Reg Hackett

Personal information
- Full name: Reginald Lawrence Hackett
- Date of birth: 1891
- Place of birth: Cradley Heath, England
- Date of death: 1967 (aged 75–76)
- Place of death: Warley, West Midlands, England
- Height: 5 ft 8 in (1.73 m)
- Position(s): Half-back

Youth career
- Cradley Heath St. Lukes

Senior career*
- Years: Team / Apps / (Gls)
- –: Blackheath Town
- 1919–1920: Southampton / 31 / (0)

International career
- –: England juniors / 2 / (0)

= Reg Hackett =

English footballer (1891–1967)

Reginald Lawrence Hackett (1891–1967) was an English professional footballer who played at left-half for Southampton during the 1919–20 season.

==Football career==
Hackett was born in Cradley Heath and started his football career with Blackheath Town, where he had gained two England junior international caps against Ireland and Scotland. In 1919, he was spotted by Southampton's trainer, Jimmy McIntyre, who had been working in Coventry during the First World War and, along with two teammates (including outside-left Fred Foxall) was signed in time for the 1919–20 Southern League season.

Hackett made his debut for the "Saints" in the opening match of the season, a 1–1 draw at The Dell against Exeter City on 30 August.
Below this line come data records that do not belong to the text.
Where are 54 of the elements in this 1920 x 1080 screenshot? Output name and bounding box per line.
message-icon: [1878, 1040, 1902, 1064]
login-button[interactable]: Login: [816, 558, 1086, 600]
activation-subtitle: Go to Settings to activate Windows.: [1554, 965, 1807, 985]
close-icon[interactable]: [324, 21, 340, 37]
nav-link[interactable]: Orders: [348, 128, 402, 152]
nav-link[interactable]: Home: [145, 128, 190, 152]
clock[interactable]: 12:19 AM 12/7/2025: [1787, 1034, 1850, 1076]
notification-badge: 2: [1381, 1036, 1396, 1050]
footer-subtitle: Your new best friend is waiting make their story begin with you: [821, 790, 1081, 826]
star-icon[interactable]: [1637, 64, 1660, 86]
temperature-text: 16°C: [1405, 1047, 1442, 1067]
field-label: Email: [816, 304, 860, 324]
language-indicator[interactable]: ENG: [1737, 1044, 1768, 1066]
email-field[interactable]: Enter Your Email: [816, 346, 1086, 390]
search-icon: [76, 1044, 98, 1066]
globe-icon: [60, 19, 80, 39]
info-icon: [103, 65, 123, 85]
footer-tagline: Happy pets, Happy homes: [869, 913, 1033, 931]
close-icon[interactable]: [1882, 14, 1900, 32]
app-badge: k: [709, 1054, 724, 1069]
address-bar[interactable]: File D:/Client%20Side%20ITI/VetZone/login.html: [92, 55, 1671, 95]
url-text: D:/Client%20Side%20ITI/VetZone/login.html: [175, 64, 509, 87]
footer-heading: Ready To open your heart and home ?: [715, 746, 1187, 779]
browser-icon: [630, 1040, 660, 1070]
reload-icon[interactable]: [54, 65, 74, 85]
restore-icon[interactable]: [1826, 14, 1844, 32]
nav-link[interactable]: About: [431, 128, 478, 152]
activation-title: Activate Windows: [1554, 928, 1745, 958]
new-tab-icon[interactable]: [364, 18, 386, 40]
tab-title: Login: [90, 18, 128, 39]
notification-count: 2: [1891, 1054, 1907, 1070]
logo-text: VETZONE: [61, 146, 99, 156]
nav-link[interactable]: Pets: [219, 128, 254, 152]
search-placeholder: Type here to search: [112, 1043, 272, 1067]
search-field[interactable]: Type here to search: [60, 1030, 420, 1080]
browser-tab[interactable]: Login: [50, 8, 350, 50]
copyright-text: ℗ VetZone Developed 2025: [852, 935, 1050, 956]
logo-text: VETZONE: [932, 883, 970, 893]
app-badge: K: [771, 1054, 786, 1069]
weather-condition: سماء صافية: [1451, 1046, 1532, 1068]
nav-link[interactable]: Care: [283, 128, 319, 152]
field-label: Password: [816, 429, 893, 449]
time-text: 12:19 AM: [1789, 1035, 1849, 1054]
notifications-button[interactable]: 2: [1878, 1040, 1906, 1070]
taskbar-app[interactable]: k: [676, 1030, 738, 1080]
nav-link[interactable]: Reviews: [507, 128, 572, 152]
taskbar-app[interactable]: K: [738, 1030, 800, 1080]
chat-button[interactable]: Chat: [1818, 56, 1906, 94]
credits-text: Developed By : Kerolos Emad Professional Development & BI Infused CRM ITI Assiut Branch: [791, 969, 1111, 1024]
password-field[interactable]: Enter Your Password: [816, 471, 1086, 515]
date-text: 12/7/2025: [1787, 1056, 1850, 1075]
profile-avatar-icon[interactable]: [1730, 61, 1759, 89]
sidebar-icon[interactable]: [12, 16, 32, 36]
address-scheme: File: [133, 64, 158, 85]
Described as a "consistent performer", Hackett retained his place at left-half, rarely missing a match until early March, when an injury led to him missing most of the rest of the season, with Bill Turner replacing him.

In the summer of 1920, after 31 League and two FA Cup matches, Hackett left the club and returned to Birmingham, where he later played in the Birmingham League.